Muhaliflerden Mahmut Çebi, bilinen orantısız mizahi yönüyle Ekrem Dumanlı’yı ti’ye aldı: “Birçokları, ‘Yangın var diyorsun ama duman yok’ diyordu. Yangının DUMANı da çıktı!” Bu cevap, Ahmet Dönmez’e kontrolsüz yüklenen Dumanlı’ya “Orada dur ve Dönmez sahipsiz değil” anlamına geliyordu.

Üst düzey mahrem imamlardan Hamdullah Öztürk, kendini ve Opçin başta olmak üzere ekibini fonlayan Özcan-Cevdet’i dini argümanlar kullanarak savundu. Öztürk, Tahşiye kumpasının teorisyeni olarak biliniyor. Zaten o grubu hedef alan STV’nin Tek Türkiye dizisinin “konsept danışmanı” da kendisiydi.

Dumanlı’yı en çok şoke eden herhalde Fuller’in yakın dostu Zaman’ın eski Washington temsilcisi Ali Halit Aslantürk olsa gerek. Aslantürk, Gülen dahil herkesin hesap vermesi gerektiğini yazdı. Kamil Maman’la youtube yayınları yapan İsmail Sezgin, uzun süre “tevilci” olarak eleştirilmişti. Son süreçte Gülen’e bir eleştiri getiremese de Osman Şimşek’i savunmak için twitter’da “Osmansimseknerede” hashtag’ını açtı. 15 Temmuz’la ilgili yaptığı youtube yayınlarıyla bilinen Kamil Maman ise 3 ay önce örgütü protesto edip, kitleye de “sizi kandırıyorlar” diyerek sosyal medyayı bıraktığını açıklamıştı. Maman, 15 Temmuz’un arkasında direkt cemaatin olduğu görüşünü dile getiriyor ve Gülen’in açıklama yapması gerektiğini vurguluyor.

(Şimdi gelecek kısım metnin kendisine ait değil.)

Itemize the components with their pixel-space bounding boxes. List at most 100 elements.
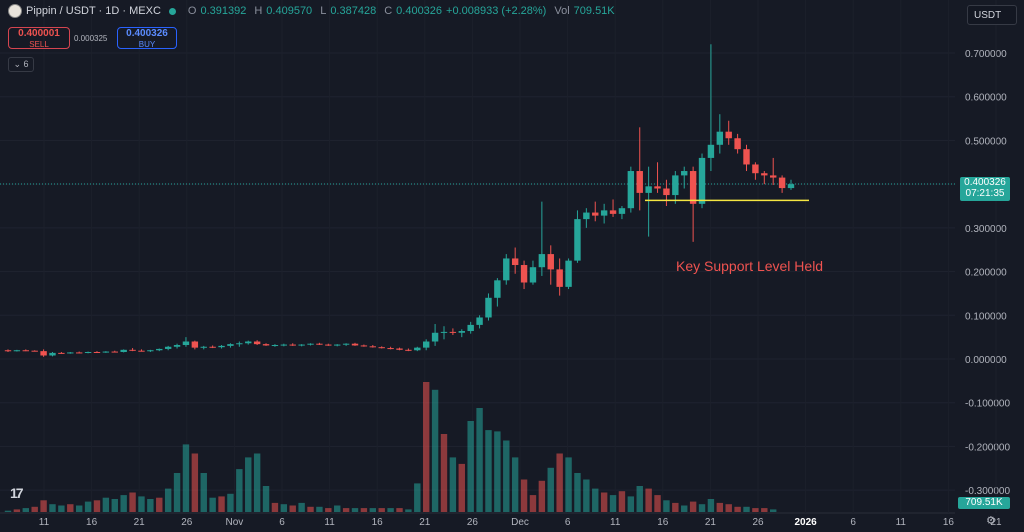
volume-bar [49, 504, 56, 512]
volume-bar [689, 501, 697, 512]
candle-body [58, 352, 65, 354]
gear-icon[interactable]: ⚙ [986, 515, 996, 527]
y-tick-label: 0.600000 [965, 93, 1007, 104]
volume-bar [485, 430, 492, 512]
volume-bar [369, 508, 377, 512]
volume-bar [707, 499, 715, 512]
candle-body [574, 219, 581, 261]
x-tick-label: 11 [896, 517, 907, 528]
x-tick-label: 11 [39, 517, 50, 528]
volume-bar [636, 486, 643, 512]
candle-body [31, 350, 38, 352]
volume-bar [618, 491, 626, 512]
volume-label: Vol [554, 5, 570, 17]
candle-body [476, 317, 483, 325]
symbol-title[interactable]: Pippin / USDT · 1D · MEXC [26, 5, 161, 17]
candle-body [351, 343, 359, 346]
candle-body [147, 350, 154, 352]
volume-bar [111, 499, 118, 512]
candle-body [164, 346, 172, 349]
volume-bar [503, 440, 510, 512]
candle-body [565, 260, 572, 287]
volume-bar [547, 467, 554, 512]
volume-bar [156, 497, 163, 512]
candle-body [627, 171, 635, 209]
volume-bar [84, 501, 92, 512]
x-tick-label: 16 [372, 517, 384, 528]
x-tick-label: 21 [990, 517, 1002, 528]
candle-body [280, 344, 288, 346]
candle-body [503, 258, 510, 281]
candle-body [592, 212, 599, 216]
volume-bar [467, 421, 474, 512]
candle-body [236, 343, 243, 345]
volume-bar [440, 434, 448, 512]
x-tick-label: 16 [943, 517, 955, 528]
volume-bar [458, 463, 465, 512]
volume-bar [494, 431, 501, 512]
volume-bar [654, 495, 661, 512]
sell-button[interactable]: 0.400001 SELL [8, 27, 70, 49]
candle-body [663, 188, 670, 196]
y-tick-label: 0.300000 [965, 224, 1007, 235]
indicators-toggle[interactable]: ⌄ 6 [8, 57, 34, 72]
candle-body [485, 297, 492, 318]
volume-bar [307, 506, 314, 512]
volume-bar [191, 453, 199, 512]
volume-bar [227, 493, 234, 512]
volume-bar [681, 505, 688, 512]
y-tick-label: 0.100000 [965, 311, 1007, 322]
volume-bar [627, 496, 635, 512]
candle-body [752, 164, 759, 174]
market-status-icon [168, 7, 176, 15]
candle-body [102, 351, 110, 353]
buy-button[interactable]: 0.400326 BUY [117, 27, 177, 49]
candle-body [440, 331, 448, 333]
x-tick-label: 11 [324, 517, 335, 528]
close-value: 0.400326 [396, 5, 443, 17]
volume-bar [173, 473, 181, 512]
candle-body [743, 149, 750, 165]
candle-body [431, 332, 439, 342]
candle-body [67, 352, 74, 354]
volume-bar [520, 479, 528, 512]
y-tick-label: 0.500000 [965, 136, 1007, 147]
candle-body [422, 341, 430, 348]
candle-body [538, 254, 546, 268]
volume-bar [511, 457, 519, 512]
volume-bar [334, 505, 341, 512]
x-tick-label: 2026 [794, 517, 817, 528]
candle-body [93, 352, 101, 354]
tradingview-logo-icon[interactable]: 17 [10, 485, 24, 501]
volume-bar [253, 453, 261, 512]
x-tick-label: 26 [181, 517, 193, 528]
volume-value: 709.51K [573, 5, 615, 17]
spread-value: 0.000325 [74, 34, 108, 43]
candle-body [547, 254, 554, 270]
volume-bar [645, 488, 652, 512]
volume-bar [31, 506, 38, 512]
currency-select[interactable]: USDT [967, 5, 1017, 25]
candle-body [672, 175, 679, 196]
candle-body [761, 173, 768, 176]
high-value: 0.409570 [266, 5, 313, 17]
volume-bar [75, 505, 83, 512]
volume-bar [583, 479, 590, 512]
volume-bar [120, 495, 127, 512]
x-tick-label: 26 [467, 517, 479, 528]
volume-bar [609, 495, 617, 512]
open-value: 0.391392 [200, 5, 247, 17]
candle-body [725, 131, 732, 139]
x-tick-label: 16 [657, 517, 669, 528]
volume-bar [4, 510, 12, 512]
candle-body [191, 341, 199, 348]
close-label: C [384, 5, 393, 17]
volume-bar [218, 496, 225, 512]
y-tick-label: 0.200000 [965, 268, 1007, 279]
candle-body [636, 171, 643, 193]
candle-body [253, 341, 261, 345]
candle-body [520, 265, 528, 283]
candle-body [156, 348, 163, 351]
volume-bar [351, 508, 359, 512]
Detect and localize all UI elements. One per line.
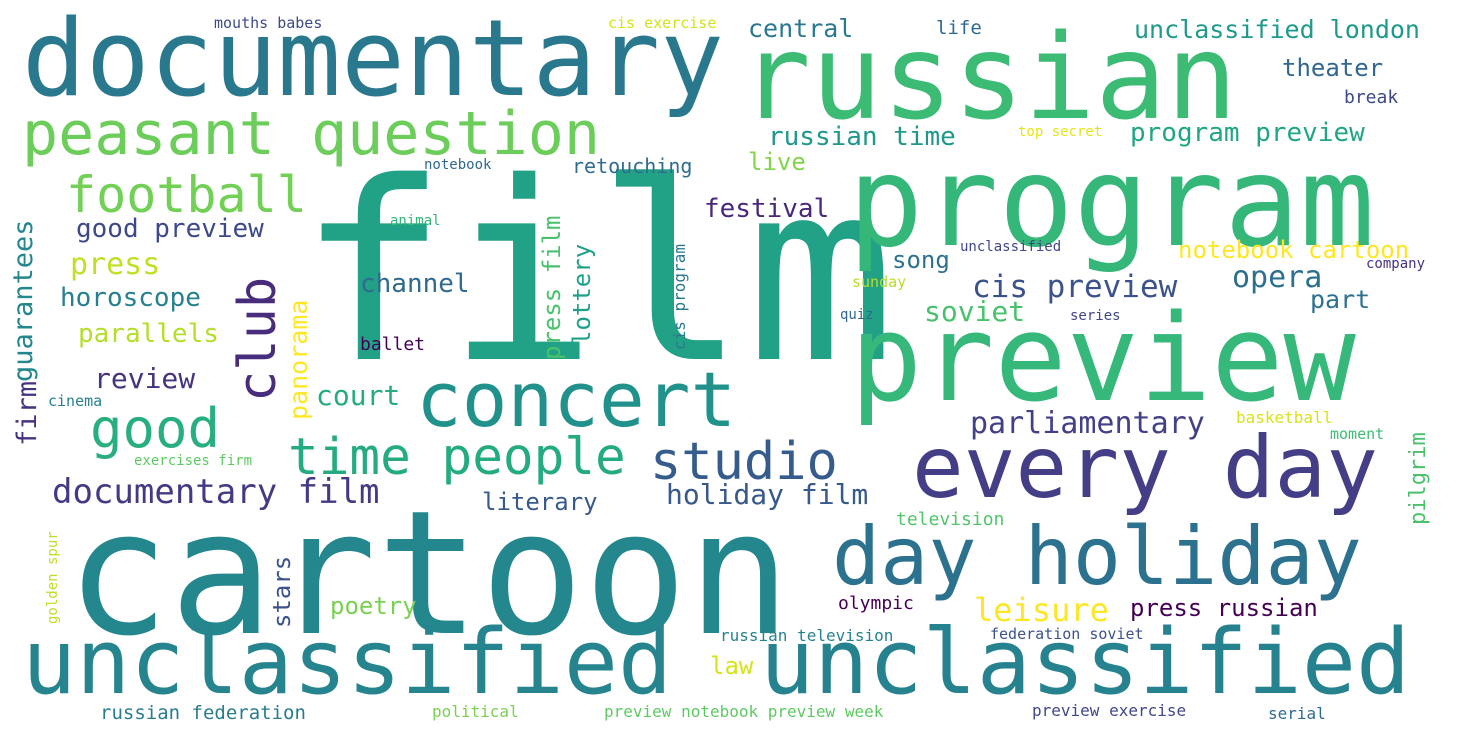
word-court: court bbox=[316, 379, 401, 412]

Son süreçte kararsız kalan “zarflı” bir kesim ise psikolojideki Buridan’ın Eşeği konumunda. “Ölü taklidi” yaparak sürecin bitmesini bekliyorlar.

DUMANLI’YA TEPKİ: YALAN SÖYLÜYORSUN

Dumanlı, Ahmet Dönmez’in kendisi hakkında bazı tutuklu yakınlarına, “Aslında cemaat istese babanızı kurtarırdı, ama bir pazarlık yapıldı Dumanlı salındı, babanız içeride kaldı” dediğini ileri sürdü. Dönmez, buna beddua ile karşılık verdi. Dumanlı’ya o sözü taşıyanın Mustafa Yeşil olduğu ortaya çıkarken, Bülent Keneş, “hakkın hatırı âlîdir” diyerek, o tutuklu yakınlarıyla görüştüğünü ve Dumanlı’nın doğruyu söylemediğini açıkladı.

İhsan Yılmaz, Ali Halit Aslantürk, ortak bir dil kullanarak Dönmez’e yüklenen Dumanlı’ya karşı eski Zaman çalışanlarının tepki vermesi gerektiğini yazdı.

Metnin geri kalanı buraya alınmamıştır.